It’s Not Just About You

Wes Moore Urges the Audience to See the Potential in Others

 “Look beyond yourselves and fight for others – to make humanity better.”

That was the challenge Wes Moore issued to an engaged crowd of more than 500.

As speaker for the 2013 Social Justice Book and Lecture Program at the University of Missouri-Kansas City, Moore talked about his experiences and his book, “The Other Wes Moore: One Name, Two Fates.”

On the surface, the book appears to be only about two young men, their environment and the choices they made.

Moore shared his name with the other young man, who was about his same age and lived in the same neighborhood. They appeared to be headed in the same destructive direction. But because of circumstances – family intervention, friends’ support and contacts’ aid – their lives took different paths, forever changing their futures.

One is a Rhodes Scholar and author. The other is in prison for murder, serving a life sentence without the possibility of parole.

“No one knew who one Wes Moore was, so they certainly didn’t know who the other one was,” Moore said. “The decision by the publishers to name the book ‘The Other Wes Moore’ – in spite of my protests – was best, and ‘The Other’ is the best part of the title.”

When writing the book, Moore’s goal was to take people on a journey into the lives of these young boys, to see them as innocent children. That way, they could begin to feel and see that there is no easy answer to “What went wrong?” or “How do we fix the ‘other’ one?” These two could be any child, anywhere in America.

“Show compassion to those who on the surface deserve none,” Moore dared listeners. “Potential is universal. Opportunity is not.”

Moore said he learned an important lesson from his mom shortly after she sent him to the Valley Forge Military Academy in Wayne, Pa. After running away five times in his first four days, he was allowed a five-minute phone call to anyone. He called his mom.

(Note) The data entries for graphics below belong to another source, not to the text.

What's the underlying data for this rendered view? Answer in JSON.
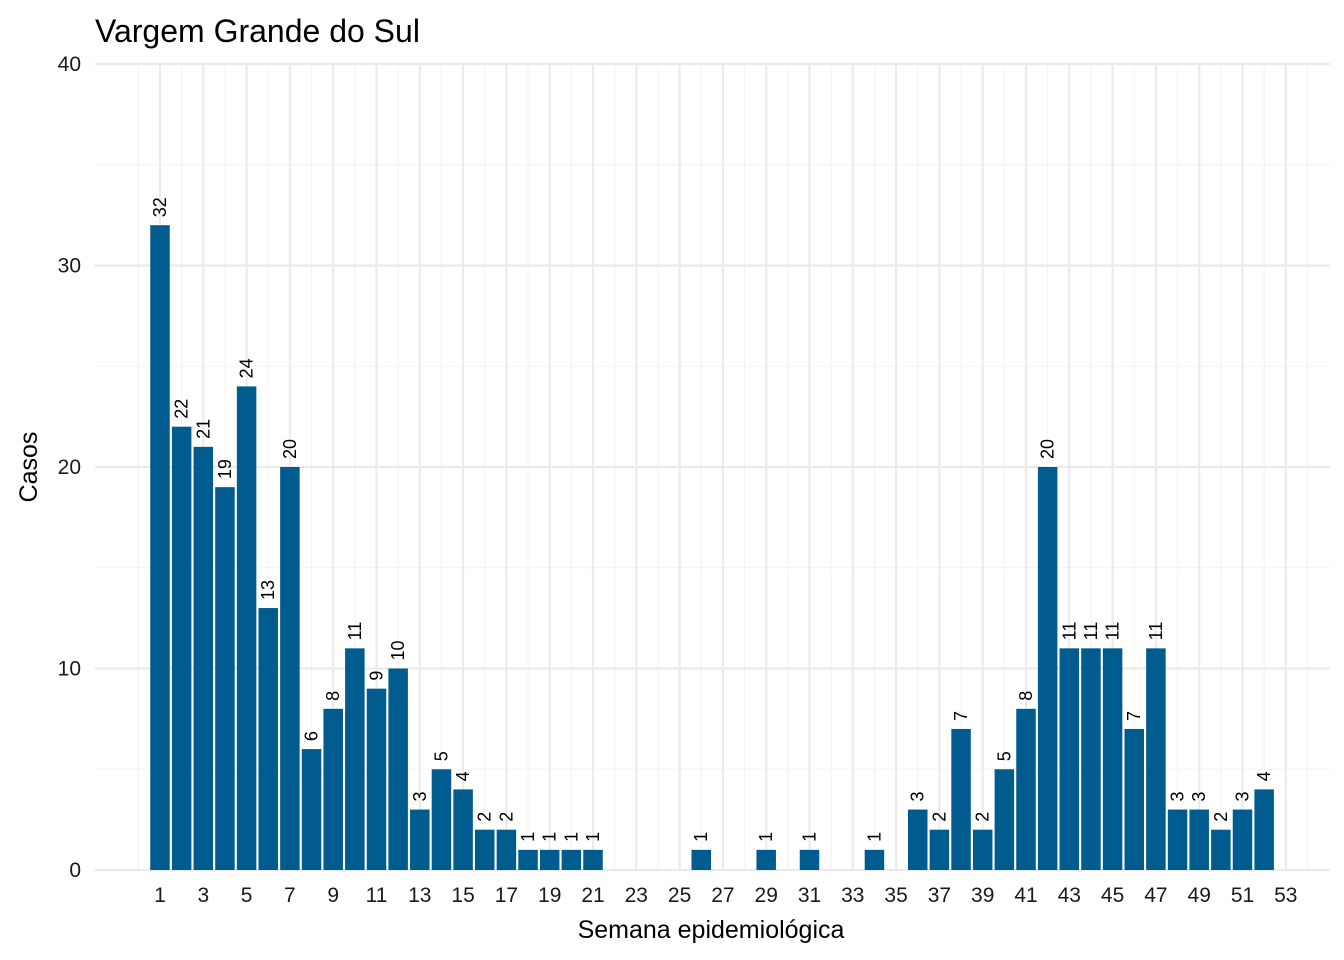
{
  "chart_data": {
    "type": "bar",
    "title": "Vargem Grande do Sul",
    "xlabel": "Semana epidemiológica",
    "ylabel": "Casos",
    "ylim": [
      0,
      40
    ],
    "y_ticks": [
      0,
      10,
      20,
      30,
      40
    ],
    "x_ticks": [
      1,
      3,
      5,
      7,
      9,
      11,
      13,
      15,
      17,
      19,
      21,
      23,
      25,
      27,
      29,
      31,
      33,
      35,
      37,
      39,
      41,
      43,
      45,
      47,
      49,
      51,
      53
    ],
    "grid": true,
    "bar_color": "#005b8f",
    "series": [
      {
        "points": [
          {
            "x": 1,
            "y": 32
          },
          {
            "x": 2,
            "y": 22
          },
          {
            "x": 3,
            "y": 21
          },
          {
            "x": 4,
            "y": 19
          },
          {
            "x": 5,
            "y": 24
          },
          {
            "x": 6,
            "y": 13
          },
          {
            "x": 7,
            "y": 20
          },
          {
            "x": 8,
            "y": 6
          },
          {
            "x": 9,
            "y": 8
          },
          {
            "x": 10,
            "y": 11
          },
          {
            "x": 11,
            "y": 9
          },
          {
            "x": 12,
            "y": 10
          },
          {
            "x": 13,
            "y": 3
          },
          {
            "x": 14,
            "y": 5
          },
          {
            "x": 15,
            "y": 4
          },
          {
            "x": 16,
            "y": 2
          },
          {
            "x": 17,
            "y": 2
          },
          {
            "x": 18,
            "y": 1
          },
          {
            "x": 19,
            "y": 1
          },
          {
            "x": 20,
            "y": 1
          },
          {
            "x": 21,
            "y": 1
          },
          {
            "x": 26,
            "y": 1
          },
          {
            "x": 29,
            "y": 1
          },
          {
            "x": 31,
            "y": 1
          },
          {
            "x": 34,
            "y": 1
          },
          {
            "x": 36,
            "y": 3
          },
          {
            "x": 37,
            "y": 2
          },
          {
            "x": 38,
            "y": 7
          },
          {
            "x": 39,
            "y": 2
          },
          {
            "x": 40,
            "y": 5
          },
          {
            "x": 41,
            "y": 8
          },
          {
            "x": 42,
            "y": 20
          },
          {
            "x": 43,
            "y": 11
          },
          {
            "x": 44,
            "y": 11
          },
          {
            "x": 45,
            "y": 11
          },
          {
            "x": 46,
            "y": 7
          },
          {
            "x": 47,
            "y": 11
          },
          {
            "x": 48,
            "y": 3
          },
          {
            "x": 49,
            "y": 3
          },
          {
            "x": 50,
            "y": 2
          },
          {
            "x": 51,
            "y": 3
          },
          {
            "x": 52,
            "y": 4
          }
        ]
      }
    ]
  }
}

“I begged her to pick me up and take me home, promised to do anything she wanted and go to school most of the time,” Moore said. “His mom told him ‘It’s not all about you.’ ”

He learned that others matter. His mom, who was working several jobs to send him to the academy. His grandparents, who used their savings to help keep him there. And the friends and relatives, who shared their money for his chance at a brighter future.

Others matter. Moore said that there are a few additional things that he knows matter:

“Education matters, expectations matter and how we think about our lives and the lives of others matters.”

When the author asked the “other” Wes Moore if he thought expectations mattered, his answer was “We are a product of others’ expectations of us.”

“Someone had bigger goals for you than you had for yourself,” said Moore. “Education taught me what it meant to be free. Being educated means being free and opening the world to others – not just yourself.”

Through his books, his lectures and his organization, STAND! (Students Taking a New Direction), which works with middle school-aged children who are in the Baltimore juvenile justice system, Moore himself accepted the challenge that he issued:

He is helping to make humanity better – a child at a time.